Lézginka : Une danse par couple énergique et virtuose des peuples du Caucase. Elle montre la dextérité, la fierté, le respect. Bien que souvent interprétée lors des mariages musulmans, elle a des origines préislamiques.

Sud et Sud-Est de l'Asie :

En Indonésie et en Malaisie, l'Islam coexiste avec des traditions chorégraphiques locales riches (par exemple, les danses de l'île de Java), qui sont souvent de nature narrative ou rituelle et ne sont pas considérées comme contraires à la religion dans leur forme traditionnelle.

Défis et tendances modernes

Globalisation et culture pop : Les jeunes dans les pays musulmans consomment et créent activement des formes modernes de danse (hip-hop, contemporary), ce qui génère de nouveaux questions sur la perméabilité d'un point de vue islamique.

Danses comme protest : Dans des pays tels que l'Iran, les danses publiées sur les réseaux sociaux deviennent un acte de désobéissance civile et de lutte pour la liberté personnelle.

Montée du conservatisme : Dans certains régions, sous l'influence des idées salafites, les danses traditionnelles populaires sont écartées comme des "innovations" (bida) ou des "rélictes païens".

Conclusion : un dialogue permanent et une réinterprétation

La danse dans la culture islamique n'est pas une catégorie statique, mais un champ de négociations permanentes entre le texte, la tradition et la pratique vivante.

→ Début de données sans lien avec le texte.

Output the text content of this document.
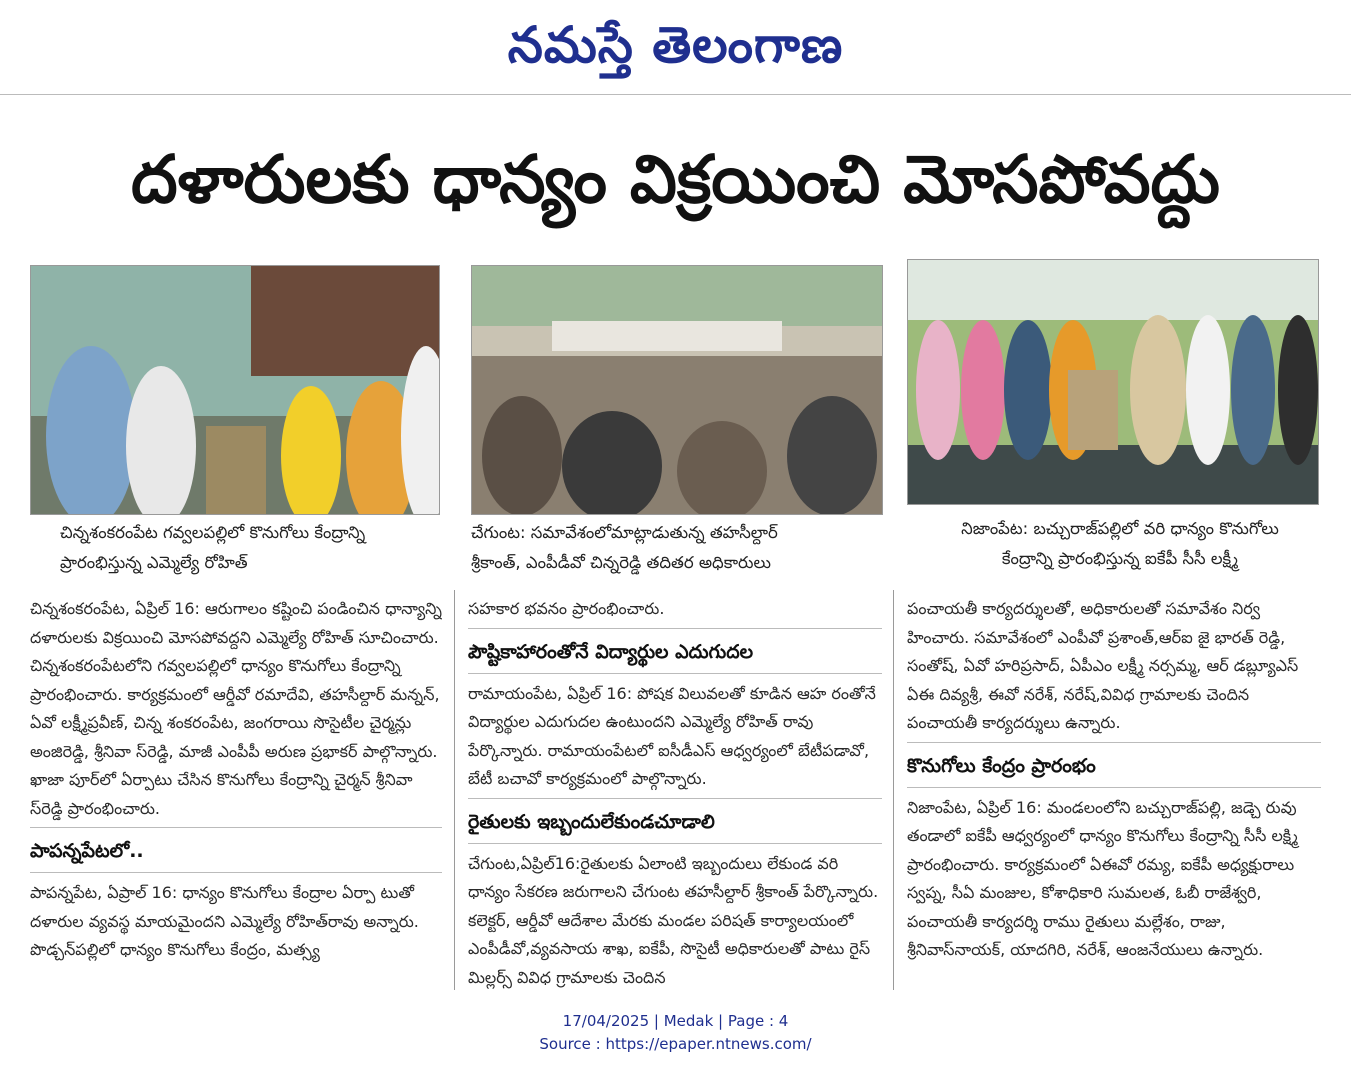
నమస్తే తెలంగాణ
దళారులకు ధాన్యం విక్రయించి మోసపోవద్దు
చిన్నశంకరంపేట గవ్వలపల్లిలో కొనుగోలు కేంద్రాన్ని
ప్రారంభిస్తున్న ఎమ్మెల్యే రోహిత్
చేగుంట: సమావేశంలోమాట్లాడుతున్న తహసీల్దార్
శ్రీకాంత్, ఎంపీడీవో చిన్నరెడ్డి తదితర అధికారులు
నిజాంపేట: బచ్చురాజ్‌పల్లిలో వరి ధాన్యం కొనుగోలు
కేంద్రాన్ని ప్రారంభిస్తున్న ఐకేపీ సీసీ లక్ష్మీ

చిన్నశంకరంపేట, ఏప్రిల్ 16: ఆరుగాలం కష్టించి పండించిన ధాన్యాన్ని దళారులకు విక్రయించి మోసపోవద్దని ఎమ్మెల్యే రోహిత్ సూచించారు. చిన్నశంకరంపేటలోని గవ్వలపల్లిలో ధాన్యం కొనుగోలు కేంద్రాన్ని ప్రారంభించారు. కార్యక్రమంలో ఆర్డీవో రమాదేవి, తహసీల్దార్ మన్నన్, ఏవో లక్ష్మీప్రవీణ్, చిన్న శంకరంపేట, జంగరాయి సొసైటీల చైర్మన్లు అంజిరెడ్డి, శ్రీనివా స్‌రెడ్డి, మాజీ ఎంపీపీ అరుణ ప్రభాకర్ పాల్గొన్నారు. ఖాజా పూర్‌లో ఏర్పాటు చేసిన కొనుగోలు కేంద్రాన్ని చైర్మన్ శ్రీనివా స్‌రెడ్డి ప్రారంభించారు.

పాపన్నపేటలో..

పాపన్నపేట, ఏప్రాల్ 16: ధాన్యం కొనుగోలు కేంద్రాల ఏర్పా టుతో దళారుల వ్యవస్థ మాయమైందని ఎమ్మెల్యే రోహిత్‌రావు అన్నారు. పొడ్చన్‌పల్లిలో ధాన్యం కొనుగోలు కేంద్రం, మత్స్య

సహకార భవనం ప్రారంభించారు.

పౌష్టికాహారంతోనే విద్యార్థుల ఎదుగుదల

రామాయంపేట, ఏప్రిల్ 16: పోషక విలువలతో కూడిన ఆహ రంతోనే విద్యార్థుల ఎదుగుదల ఉంటుందని ఎమ్మెల్యే రోహిత్ రావు పేర్కొన్నారు. రామాయంపేటలో ఐసీడీఎస్ ఆధ్వర్యంలో బేటీపడావో, బేటీ బచావో కార్యక్రమంలో పాల్గొన్నారు.

రైతులకు ఇబ్బందులేకుండచూడాలి

చేగుంట,ఏప్రిల్16:రైతులకు ఏలాంటి ఇబ్బందులు లేకుండ వరి ధాన్యం సేకరణ జరుగాలని చేగుంట తహసీల్దార్ శ్రీకాంత్ పేర్కొన్నారు. కలెక్టర్, ఆర్డీవో ఆదేశాల మేరకు మండల పరిషత్ కార్యాలయంలో ఎంపీడీవో,వ్యవసాయ శాఖ, ఐకేపీ, సొసైటీ అధికారులతో పాటు రైస్ మిల్లర్స్ వివిధ గ్రామాలకు చెందిన

పంచాయతీ కార్యదర్శులతో, అధికారులతో సమావేశం నిర్వ హించారు. సమావేశంలో ఎంపీవో ప్రశాంత్,ఆర్ఐ జై భారత్ రెడ్డి, సంతోష్, ఏవో హరిప్రసాద్, ఏపీఎం లక్ష్మీ నర్సమ్మ, ఆర్ డబ్ల్యూఎస్ ఏఈ దివ్యశ్రీ, ఈవో నరేశ్, నరేష్,వివిధ గ్రామాలకు చెందిన పంచాయతీ కార్యదర్శులు ఉన్నారు.

కొనుగోలు కేంద్రం ప్రారంభం

నిజాంపేట, ఏప్రిల్ 16: మండలంలోని బచ్చురాజ్‌పల్లి, జడ్చె రువు తండాలో ఐకేపీ ఆధ్వర్యంలో ధాన్యం కొనుగోలు కేంద్రాన్ని సీసీ లక్ష్మి ప్రారంభించారు. కార్యక్రమంలో ఏఈవో రమ్య, ఐకేపీ అధ్యక్షురాలు స్వప్న, సీఏ మంజుల, కోశాధికారి సుమలత, ఓబీ రాజేశ్వరి, పంచాయతీ కార్యదర్శి రాము రైతులు మల్లేశం, రాజు, శ్రీనివాస్‌నాయక్, యాదగిరి, నరేశ్, ఆంజనేయులు ఉన్నారు.

17/04/2025 | Medak | Page : 4
Source : https://epaper.ntnews.com/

Son statut fluctue entre la "jouissance du diable" et le sommet de la connaissance mystique.

Le sama' soufi prouve que dans l'Islam, il est possible de hisser la pratique corporelle au niveau de la haute théologie, où le mouvement devient une prière. Les danses populaires montrent une incroyable vitalité des strates culturelles préislamiques, adaptées au contexte islamique. Et les débats modernes reflètent la dynamique de la quête d'identité musulmane dans le monde global.

En conséquence, la culture islamique ne nie pas la danse en soi, mais la place toujours dans des cadres de sens et de limites. Son développement continue, et l'avenir de la danse dans l'Islam dépendra de la manière dont les communautés musulmanes répondront aux défis du monde moderne, en réussissant à maintenir un équilibre entre fidélité à la tradition, la quête mystique et la nécessité naturelle de l'homme de mouvement rythmique et significatif.